After all, we all “evolved”
It should be enough to see that science still has no clue how pyramids were built, how so many unheard diseases suddenly appeared (and no one can seem to treat them), how it still dismisses to a great extent the power of experiential wisdom (Chokhmah), and refuses to acknowledge the existence of Hashem and his ever-present providence in Creation, as written in the Torah.
(And no, the pyramids weren’t mere tombs for the Pharaos)
The ancient Jews and non-Jews knew a lot more than we can possibly imagine in ever conceivable field but that is something that we will need to address in another post.
This open state of mind is actually a pre-requisite to actually be able to absorb the incredibly deep spiritual wisdom of Kabbalah: it’s only if we can hold within us all these doubts, contradictions and questions for a sufficient enough time, can we ever hope to begin to grasp it.
It takes time and willingness to accept that a lot of things we previously thought were true, are in fact false.
The latest dig on the enigma
In recent years, Atlantis has become a subject of intense interest to serious archeologists. Some propose that its capital was located on the Greek island of Santorini, others favor the Italian island of Sardinia, while others stake their money and reputation on Cyprus.
The fascination with Atlantis was significantly reignited in the modern era by Ignatius Donnelly, a former U.S. Congressman, who in 1882 published “Atlantis: The Antediluvian World.” Donnelly proposed that Atlantis was a real place that had been the source of all ancient civilizations. His hypotheses, inspired by the discovery of the city of Troy—a location long thought fictional until its archaeological unearthing—suggested that Atlantis, too, could be discovered. This led to a surge in Atlantology, with various theories and expeditions attempting to locate the lost civilization
Biblical archeologist, Professor Richard Freund, director of the Maurice Greenberg Center for Judaic Studies and the Maurice Greenberg Professor of History at the University of Hartford, claimed that there is evidence that the ancient city of Atlantis is buried deep under the marshlands of the Donana National Park in Southern Spain just north of Cadiz.
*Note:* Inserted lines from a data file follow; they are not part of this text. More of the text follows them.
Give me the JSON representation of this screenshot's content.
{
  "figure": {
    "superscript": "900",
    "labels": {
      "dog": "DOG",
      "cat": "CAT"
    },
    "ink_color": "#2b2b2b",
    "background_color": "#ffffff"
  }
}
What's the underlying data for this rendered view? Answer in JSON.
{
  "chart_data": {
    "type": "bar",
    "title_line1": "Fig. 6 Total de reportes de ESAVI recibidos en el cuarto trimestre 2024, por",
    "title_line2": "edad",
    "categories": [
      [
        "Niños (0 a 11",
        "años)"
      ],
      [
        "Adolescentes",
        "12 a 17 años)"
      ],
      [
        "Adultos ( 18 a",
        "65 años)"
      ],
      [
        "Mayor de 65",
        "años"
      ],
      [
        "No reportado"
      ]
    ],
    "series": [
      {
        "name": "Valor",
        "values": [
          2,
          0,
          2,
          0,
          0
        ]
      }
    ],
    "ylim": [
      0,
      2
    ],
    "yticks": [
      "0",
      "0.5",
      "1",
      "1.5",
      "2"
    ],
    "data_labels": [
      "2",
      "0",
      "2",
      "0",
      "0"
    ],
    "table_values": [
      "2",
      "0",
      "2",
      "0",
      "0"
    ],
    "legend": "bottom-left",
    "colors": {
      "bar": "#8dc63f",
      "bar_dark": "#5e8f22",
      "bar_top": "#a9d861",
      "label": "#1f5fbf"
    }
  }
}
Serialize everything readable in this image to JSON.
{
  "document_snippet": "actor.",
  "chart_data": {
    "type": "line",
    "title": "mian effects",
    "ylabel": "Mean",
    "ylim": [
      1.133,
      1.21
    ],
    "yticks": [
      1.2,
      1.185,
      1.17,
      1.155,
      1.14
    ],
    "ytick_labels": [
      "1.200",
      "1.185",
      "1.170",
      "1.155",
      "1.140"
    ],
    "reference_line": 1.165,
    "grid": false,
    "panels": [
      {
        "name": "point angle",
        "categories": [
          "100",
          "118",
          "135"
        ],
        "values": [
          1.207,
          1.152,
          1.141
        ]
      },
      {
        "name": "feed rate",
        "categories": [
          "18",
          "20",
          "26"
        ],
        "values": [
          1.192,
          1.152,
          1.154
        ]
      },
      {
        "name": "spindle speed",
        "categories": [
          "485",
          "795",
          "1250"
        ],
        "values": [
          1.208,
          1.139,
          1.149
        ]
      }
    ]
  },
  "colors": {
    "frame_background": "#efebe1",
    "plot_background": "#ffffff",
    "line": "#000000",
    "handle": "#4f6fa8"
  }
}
Explorers began looking at the 250-square-mile park in the 1920s. Satellite photos taken in 1992 and reexamined in 2003 revealed circular patterns on the park’s mudflats that investigators regarded as startlingly reminiscent of Plato’s destruction of Atlantis’ circular town and harbor. Freud argued that Plato’s placing of Atlantis near the Pillars of Hercules, generally understood to be the Straits of Gibraltar, adds more credit to his thesis. In addition, Plato remarks that Atlantis faced a city called Gadara, which is an ancient name for modern Cadiz in Southern Spain.
On top of that, Freund points out that a number of ruins in the area have the same
concentric-circles shape as Atlantis’s port city. He contends that they are memorial cities built by survivors of the catastrophe. Furthermore, forty-five feet borings in the park vicinity unearthed fragments of wooden boats going back almost five thousand years.
Since the burst of publicity in March, not too much has been written about Freund’s exploits and he admits that subsurface groundwater will make digging dozens of feet down to the purported site a formidable undertaking. If he does unearth the evil city, it will be a living memorial to one of the greatest Divine punishments ever to strike mankind.
May we merit to reveal the true power of our souls and experience Hashem’s revelation.